La Russie, même folle, même lâche, même noyée dans le sang et dans l’eau-de-vie sans parfum, la Russie ne vit pas pour l’argent, ni pour la haine, ni pour la balance du commerce, ni pour les triomphes ignominieux de la violence. La Russie vit pour rendre une conscience religieuse au genre humain : elle a, malgré tout, le cœur fraternel à tous les hommes, même au milieu des boucheries et des vomissements où la jette son hystérie.

Dostoïevski était né pour la douleur, et pour s’élever dans la douleur, au-dessus de tout l’égoïsme et de toute la misère morale, où la douleur enferme généralement les natures médiocres.

Il lui fallait la maladie, les tortures du cœur, l’angoisse de l’esprit, la présence de la mort pour conquérir ce que j’appelle l’appétit et la santé d’une vie universelle.
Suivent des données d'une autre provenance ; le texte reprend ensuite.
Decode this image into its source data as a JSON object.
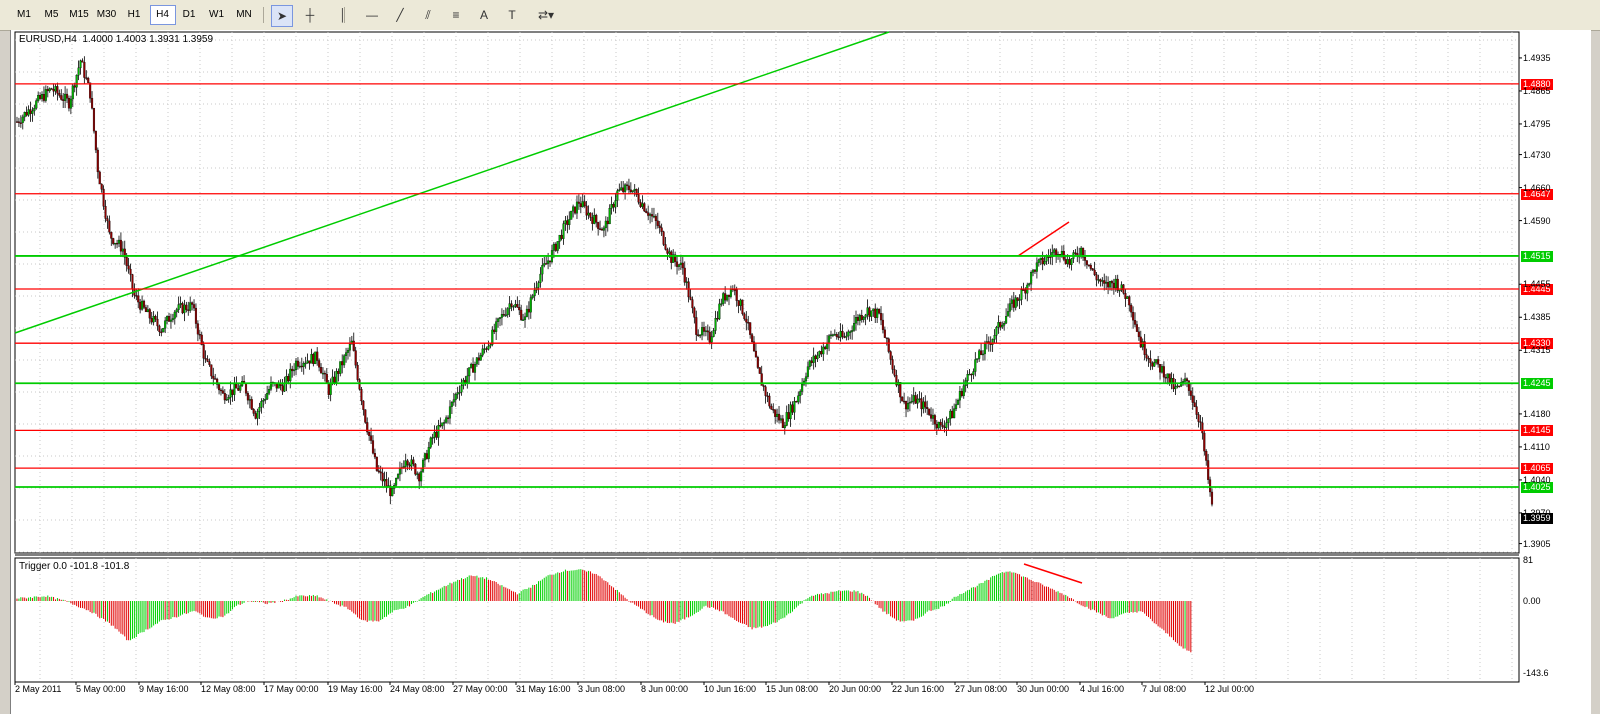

Un peu plus, c’eût été trop : il faut pouvoir respirer, pour vivre. Mais un peu moins, il fût resté, comme tant d’autres, à mi-chemin de l’ascension sainte et terrible. Ce n’est pas à un moindre prix que l’on prend à soi toute souffrance et tout supplice. On ne gravit sûrement la montagne que sur des échelons sanglants.